After two consecutive years of fiscal stress, states have again resumed following the path of fiscal consolidation by augmenting revenue mobilization and containing expenditures,” Sacchidananda Mukherjee, Associate Professor at the New Delhi-based institute, said.

Given the growth prospects of gross state domestic product in the current financial year, overall revenue side of state budgets seems realistic as they have set cautious targets in revenue mobilization, he added.

States’ finances had come under significant stress over the last few years as the pandemic stalled economic activities, hurting revenue collections. The consolidated fiscal deficit of 18 major states rose to 3.89 percent of aggregate GSDP in 2020-21 from 2.56 percent in 2019-20 but the deficit is expected to fall to 3.29 percent this financial year after slipping to 3.39 percent last fiscal.

Meanwhile, consolidated public debt of these states is pegged to rise to 23.93 percent this fiscal from 23.66 percent last year, 20.53 percent in 2019-20 and 19.66 percent in 2018-19.

With rising economic growth, revenue mobilization has improved, helping states boost spending in the last financial year.

States budgets were also cushioned over the last two fiscals they continued to receive GST compensation which helped them contain fiscal deficits. States also received back-to-back loans in lieu of shortfall in GST compensation fund from the Centre during 2020-21 and 2021-22 which helped them to contain public debt.

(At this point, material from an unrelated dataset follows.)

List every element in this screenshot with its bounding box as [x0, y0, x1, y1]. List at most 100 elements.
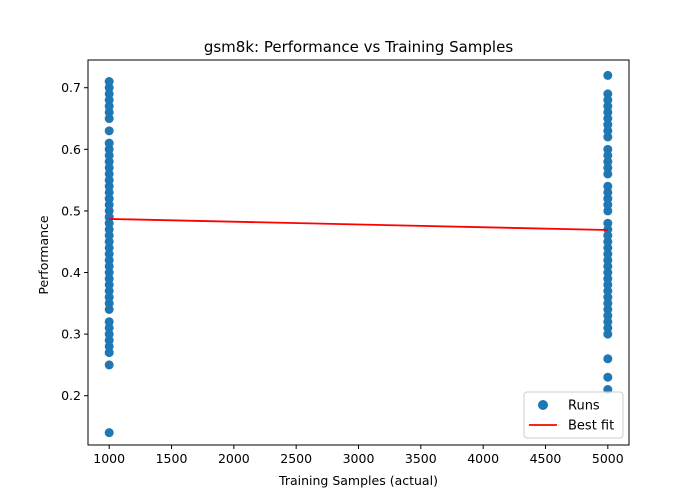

A dozen states have sought an extension of GST compensation beyond the deadline of June 30 this year as they stare at a potential shortfall in revenues. The Centre has acknowledged their suggestion but has not been in favour of such a dispensation. The GST compensation cess has been extended to March 2026 to repay the special borrowings over the last two fiscal years that were used to plug the shortfall in the GST cess collections.

Interestingly, states have taken into account fiscal implications of the end of GST compensation regime in the budget estimates of the current financial year, according to the NIPFP paper.

“The impact of end of GST compensation regime on state finances will vary across states and it will be depending on state-specific dependence on GST compensation to finance budgeted expenditures,” it added.